Validating Forge Service alerts to ensure they are re-paged if the service has not recovered
The team is taking an action to prevent a repeat of the on-call engineer missing a key alert, the Ecosystem Engineering team will be reviewing the teams alerts to ensure that they are set up to re-page if the system has not recovered within a set period of time. The team will also review the alerts names so they are easier to distinguish per region.

Some other areas of improvement we are looking at based on this post-incident review are:

Develop a quicker process to disable a system app.
Create improved metrics for Forge system apps to allow Forge services to monitor any impact.
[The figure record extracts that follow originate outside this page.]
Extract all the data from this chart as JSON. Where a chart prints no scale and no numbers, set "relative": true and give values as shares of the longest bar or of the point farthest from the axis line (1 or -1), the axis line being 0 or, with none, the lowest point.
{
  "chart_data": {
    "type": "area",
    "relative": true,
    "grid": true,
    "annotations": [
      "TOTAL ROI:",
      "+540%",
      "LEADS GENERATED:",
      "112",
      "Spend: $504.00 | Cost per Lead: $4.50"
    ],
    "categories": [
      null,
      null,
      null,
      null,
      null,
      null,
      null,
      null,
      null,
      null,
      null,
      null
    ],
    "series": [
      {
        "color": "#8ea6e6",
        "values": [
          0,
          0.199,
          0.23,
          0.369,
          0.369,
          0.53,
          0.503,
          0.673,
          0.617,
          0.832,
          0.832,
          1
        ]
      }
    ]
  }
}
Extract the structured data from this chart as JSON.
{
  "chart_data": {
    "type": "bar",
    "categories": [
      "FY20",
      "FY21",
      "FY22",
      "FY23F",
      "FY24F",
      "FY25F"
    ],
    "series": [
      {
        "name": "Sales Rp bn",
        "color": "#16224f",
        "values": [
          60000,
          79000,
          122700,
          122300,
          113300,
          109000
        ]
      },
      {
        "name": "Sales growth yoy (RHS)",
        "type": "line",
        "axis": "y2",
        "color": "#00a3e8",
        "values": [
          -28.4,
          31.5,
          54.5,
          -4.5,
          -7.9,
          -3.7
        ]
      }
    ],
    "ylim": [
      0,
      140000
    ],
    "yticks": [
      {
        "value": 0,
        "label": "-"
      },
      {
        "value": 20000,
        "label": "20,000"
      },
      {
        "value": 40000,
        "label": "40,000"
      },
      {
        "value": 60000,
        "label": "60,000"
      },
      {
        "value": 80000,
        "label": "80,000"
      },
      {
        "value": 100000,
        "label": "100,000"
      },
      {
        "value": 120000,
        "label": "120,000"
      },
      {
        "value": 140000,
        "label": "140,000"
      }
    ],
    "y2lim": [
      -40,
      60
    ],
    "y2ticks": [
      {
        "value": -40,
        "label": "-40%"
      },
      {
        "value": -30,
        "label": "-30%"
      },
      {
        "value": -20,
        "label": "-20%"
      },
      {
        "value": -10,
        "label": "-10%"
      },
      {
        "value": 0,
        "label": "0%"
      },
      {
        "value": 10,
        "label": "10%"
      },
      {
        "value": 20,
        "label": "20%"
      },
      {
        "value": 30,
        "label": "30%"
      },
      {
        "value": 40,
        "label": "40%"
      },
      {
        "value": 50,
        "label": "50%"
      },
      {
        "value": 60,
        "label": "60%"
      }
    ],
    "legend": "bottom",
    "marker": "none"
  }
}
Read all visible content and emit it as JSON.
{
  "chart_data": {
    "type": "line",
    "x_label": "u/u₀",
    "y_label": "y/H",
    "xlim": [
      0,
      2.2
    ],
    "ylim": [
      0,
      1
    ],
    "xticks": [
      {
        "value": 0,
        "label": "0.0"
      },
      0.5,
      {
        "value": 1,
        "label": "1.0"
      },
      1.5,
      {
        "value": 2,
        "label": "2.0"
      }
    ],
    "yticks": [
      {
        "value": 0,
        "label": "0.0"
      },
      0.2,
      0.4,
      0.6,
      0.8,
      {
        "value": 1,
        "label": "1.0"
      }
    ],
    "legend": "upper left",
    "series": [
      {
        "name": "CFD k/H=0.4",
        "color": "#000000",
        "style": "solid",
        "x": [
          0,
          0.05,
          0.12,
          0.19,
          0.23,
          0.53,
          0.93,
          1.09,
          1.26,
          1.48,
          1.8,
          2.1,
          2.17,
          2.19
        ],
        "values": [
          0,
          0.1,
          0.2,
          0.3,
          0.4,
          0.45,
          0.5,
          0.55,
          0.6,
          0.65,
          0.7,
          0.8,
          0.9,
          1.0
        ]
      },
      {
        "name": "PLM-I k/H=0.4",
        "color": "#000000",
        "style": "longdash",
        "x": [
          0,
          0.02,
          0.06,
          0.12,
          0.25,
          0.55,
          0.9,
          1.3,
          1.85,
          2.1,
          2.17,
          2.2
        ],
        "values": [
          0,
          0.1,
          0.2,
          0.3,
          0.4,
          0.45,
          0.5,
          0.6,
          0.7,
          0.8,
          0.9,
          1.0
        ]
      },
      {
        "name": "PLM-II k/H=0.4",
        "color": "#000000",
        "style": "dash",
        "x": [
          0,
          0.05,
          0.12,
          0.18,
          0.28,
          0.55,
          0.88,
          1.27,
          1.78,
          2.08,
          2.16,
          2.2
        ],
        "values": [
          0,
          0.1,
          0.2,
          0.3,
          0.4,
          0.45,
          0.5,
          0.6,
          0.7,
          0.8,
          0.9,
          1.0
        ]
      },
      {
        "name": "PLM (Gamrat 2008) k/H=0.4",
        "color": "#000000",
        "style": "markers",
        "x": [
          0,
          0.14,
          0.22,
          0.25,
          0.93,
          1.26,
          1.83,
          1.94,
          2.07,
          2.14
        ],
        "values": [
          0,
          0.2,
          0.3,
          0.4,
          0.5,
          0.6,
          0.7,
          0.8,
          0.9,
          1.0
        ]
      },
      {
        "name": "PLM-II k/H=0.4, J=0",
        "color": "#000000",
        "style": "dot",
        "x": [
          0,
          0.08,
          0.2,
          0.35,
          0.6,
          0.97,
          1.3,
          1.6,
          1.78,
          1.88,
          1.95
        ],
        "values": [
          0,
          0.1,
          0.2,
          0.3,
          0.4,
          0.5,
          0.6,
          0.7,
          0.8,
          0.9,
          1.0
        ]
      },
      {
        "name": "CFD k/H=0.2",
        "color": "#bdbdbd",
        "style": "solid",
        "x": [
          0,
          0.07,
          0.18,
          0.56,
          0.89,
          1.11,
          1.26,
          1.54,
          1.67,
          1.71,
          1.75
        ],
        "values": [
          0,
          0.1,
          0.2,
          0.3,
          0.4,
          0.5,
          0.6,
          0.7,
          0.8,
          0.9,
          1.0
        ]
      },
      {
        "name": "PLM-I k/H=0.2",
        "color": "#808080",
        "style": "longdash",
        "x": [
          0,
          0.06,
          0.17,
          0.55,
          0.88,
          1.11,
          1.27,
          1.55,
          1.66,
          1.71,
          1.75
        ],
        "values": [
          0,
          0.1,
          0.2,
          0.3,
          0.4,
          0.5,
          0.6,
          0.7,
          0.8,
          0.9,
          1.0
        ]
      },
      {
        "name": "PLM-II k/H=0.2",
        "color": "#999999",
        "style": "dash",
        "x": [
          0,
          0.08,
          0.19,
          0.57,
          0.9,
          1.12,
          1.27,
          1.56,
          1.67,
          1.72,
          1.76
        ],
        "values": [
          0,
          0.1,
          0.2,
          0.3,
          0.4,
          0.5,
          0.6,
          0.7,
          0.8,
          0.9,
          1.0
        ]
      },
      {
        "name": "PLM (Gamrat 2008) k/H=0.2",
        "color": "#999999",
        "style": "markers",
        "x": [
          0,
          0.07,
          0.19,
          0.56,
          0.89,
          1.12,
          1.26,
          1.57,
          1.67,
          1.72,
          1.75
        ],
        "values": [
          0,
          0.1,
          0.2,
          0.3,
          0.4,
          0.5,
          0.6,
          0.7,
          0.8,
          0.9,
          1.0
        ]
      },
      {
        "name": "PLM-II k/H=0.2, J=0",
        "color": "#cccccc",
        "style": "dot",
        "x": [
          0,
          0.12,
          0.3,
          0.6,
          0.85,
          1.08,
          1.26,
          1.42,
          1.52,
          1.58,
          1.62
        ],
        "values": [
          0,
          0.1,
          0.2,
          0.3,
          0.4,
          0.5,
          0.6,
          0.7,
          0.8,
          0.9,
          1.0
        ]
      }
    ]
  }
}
We apologize to partners and customers who were impacted during this incident; we are taking immediate steps to improve the platform’s performance and availability.

Thanks,

Atlassian Forge Team

Posted Aug 29, 2022 - 23:19 UTC

Resolved

Between 8:00 UTC to 16:00 UTC /time varies between regions/ some customers experienced Forge apps failures - missing modules, degraded performance or rendering issues. We have deployed a fix to mitigate the issue and have verified that the services have recovered. The issue has been resolved and the service is operating normally.

Posted Aug 03, 2022 - 18:41 UTC

Monitoring

We have mitigated the problem that resulted in Forge app rendering failures or modules not being present and degraded performance. We are now monitoring closely.

Posted Aug 03, 2022 - 17:56 UTC

Identified

The incident response team has identified the root cause of the failure and is working on bringing the services back to fully operational.

Posted Aug 03, 2022 - 16:05 UTC

Investigating

Forge modules may be slow to load or disappear completely for some time.
At this moment we managed to isolate the impact to us-east customers.
We are working on fix to fully recover the system.

Posted Aug 03, 2022 - 15:52 UTC